Former Employee of Speech Recognition Software Company Accesses Thousands of the Company’s Healthcare Provider Clients’ HIPAA Protected Health Information

Med-Net Compliance, LLC.Healthcare Compliance Perspective – HIPAA Protection:

What should a healthcare provider do when circumstances beyond its control delays its awareness of a breach of privacy involving the private health information of its patients? The healthcare provider’s breach notification policy and procedures must be implemented as soon as the breach is discovered by the healthcare provider or notification of the breach is provided to the healthcare provider by a third-party contractor. The healthcare provider must review the entire timeframe during which it was unaware of the breach and evaluate whether there were any other efforts that could have been made to become aware of the breach.

Nuance, a speech recognition software firm in Massachusetts, recently announced that a breach of its servers by a former employee resulted in an unauthorized access affecting 45,000 individuals associated with its clients.

The breach was discovered in December 2017; but, at the request of the FBI and the U.S. Department of Justice, the company delayed notifying affected persons about the breach. The two federal agencies wanted that notification delayed because of their pending investigation of the breach. Their investigation uncovered the identity of the person responsible for the breach and the recovery of some accessed reports.
The information accessed by the former employee included names, birthdates, medical record and patient numbers and other information that was dictated about patients’ conditions, diagnosis, treatments, care plans and service dates.

Nuance reported that the San Francisco Department of Health is the only one of its clients that has notified its affected patients. Nuance also reported that it has made all of its affected clients aware of the breach and has relocated those clients onto another transcription platform.

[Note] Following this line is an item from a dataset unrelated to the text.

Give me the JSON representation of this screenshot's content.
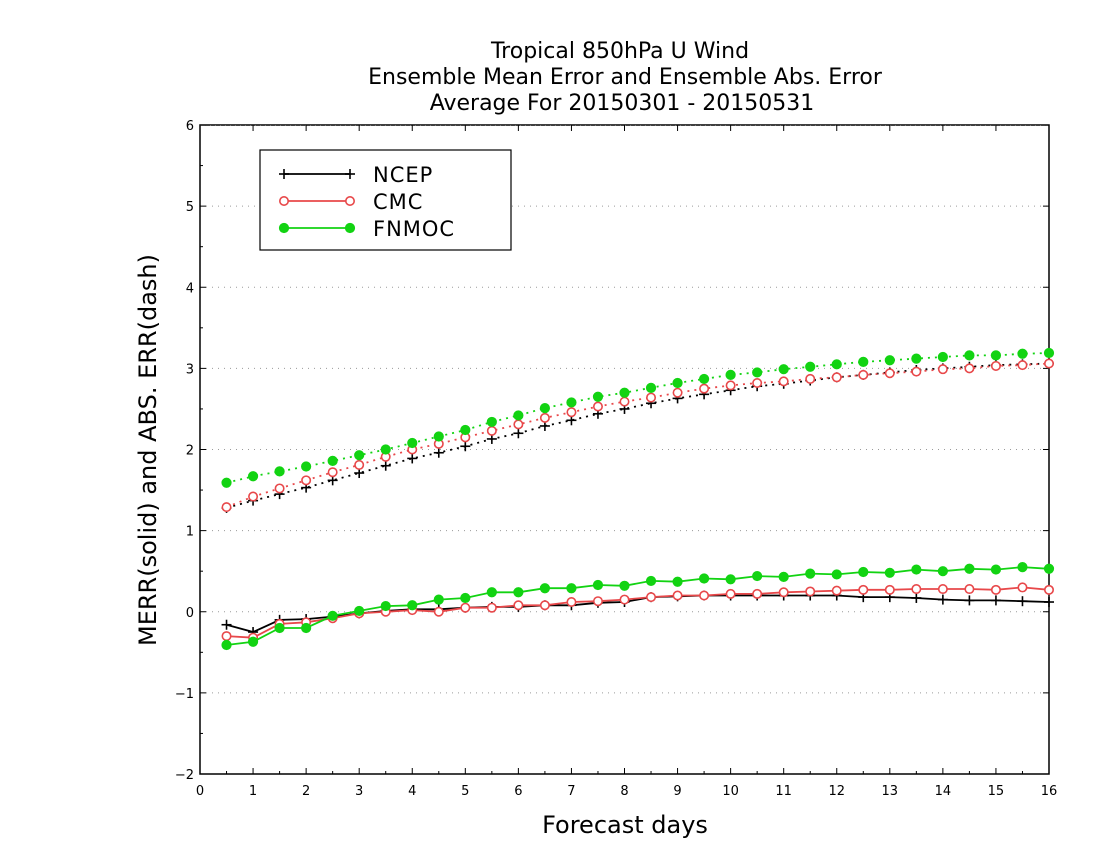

Interestingly, the data breach was not the first problem that Nuance experienced last year. Last June, the company was infected by the NotPetya malware outbreak and cost the company $92 million. The malware infection did not involve a data breach.

It was noted that breaches involving company insiders are one of the most difficult to defend against. One thing that might have prevented this breach would have been to lock out and block any ex-employees access to the company’s systems as soon as they leave a company’s employ. It is not known whether this was a contributing factor in this breach.